In a recent string of events wherein people have lost their jobs over tweets (Nazis getting called out, a woman flipping off the president while riding her bicycle, employees using their social media as a platform to complain about their jobs, etc.), employers are wondering where to draw the line when it comes to tolerating tweets from their employees.
When Employers Are Wrong
Some employers have had their decisions overturned by the National Labor Relations Board (NLRB). In the case of Mariana Cole-Rivera in 2010, she posted a Facebook status that read: “My fellow co-workers, how do you feel?” The comments were a series of negative statements related mostly to hours and wages. All participants in the thread were fired by their employer.
The NLRB went on to overturn this decision. In other cases, however, where employees have bashed their employer as well as clients, the NLRB upheld the employer’s decision.

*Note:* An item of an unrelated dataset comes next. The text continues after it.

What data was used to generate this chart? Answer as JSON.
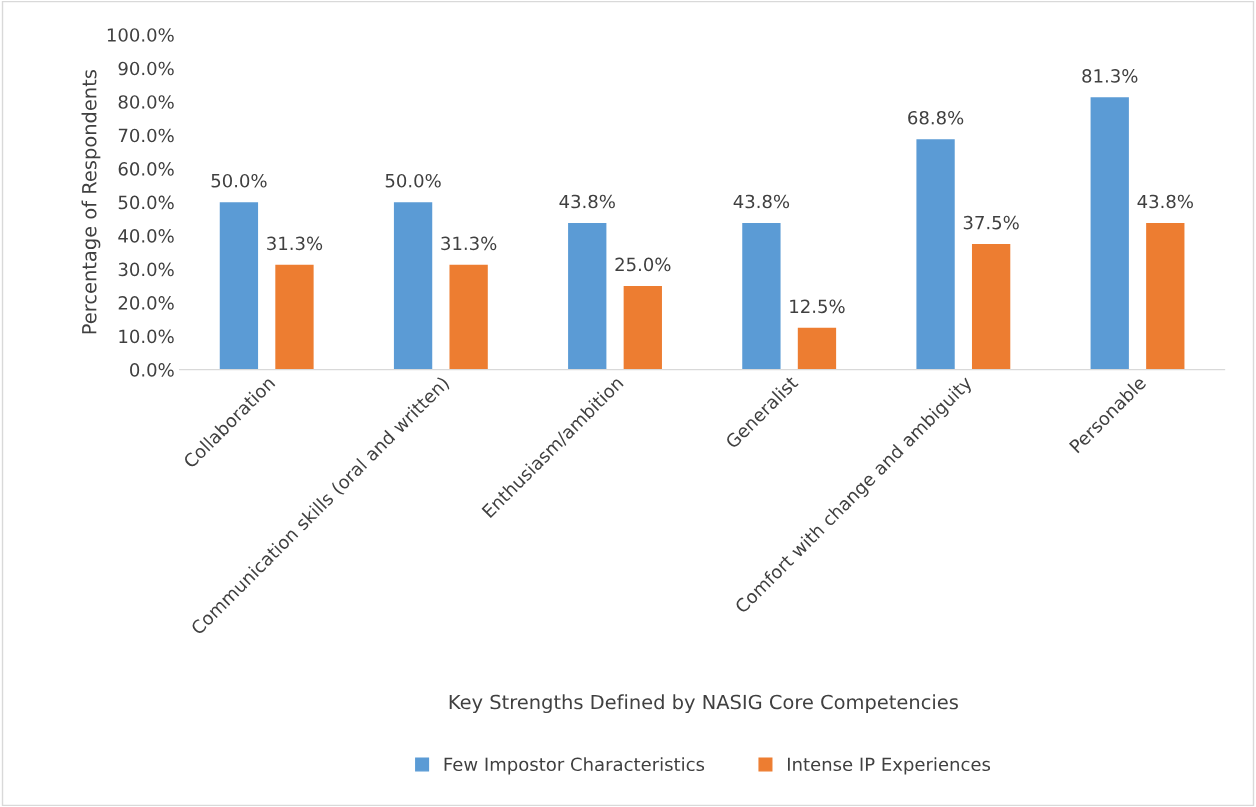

This problem is a relatively new one, with social media platforms gaining rapid popularity just over the past decade or so, and the challenge is that there does not seem to be set-in-stone rules about what an employee can or cannot post on their personal profiles. The NLRB is reportedly responding by adapting established free speech rules in the workplace to social media platforms.
Guidelines You Should Follow
According to Lafe Solomon, Acting General Counsel of the NLRB, there are two specific guidelines employers should follow:
- Employer policies should not be so sweeping that they prohibit the kinds of activity protected by federal labor law, such as the discussion of wages or working conditions among employees.
- An employee’s comments on social media are generally not protected if they are mere gripes not made in relation to group activity among employees.
In other words, complaints (whether on social media or elsewhere) geared toward creating a positive change in the workplace are generally accepted, while comments that demean the workplace or others do not have to be tolerated.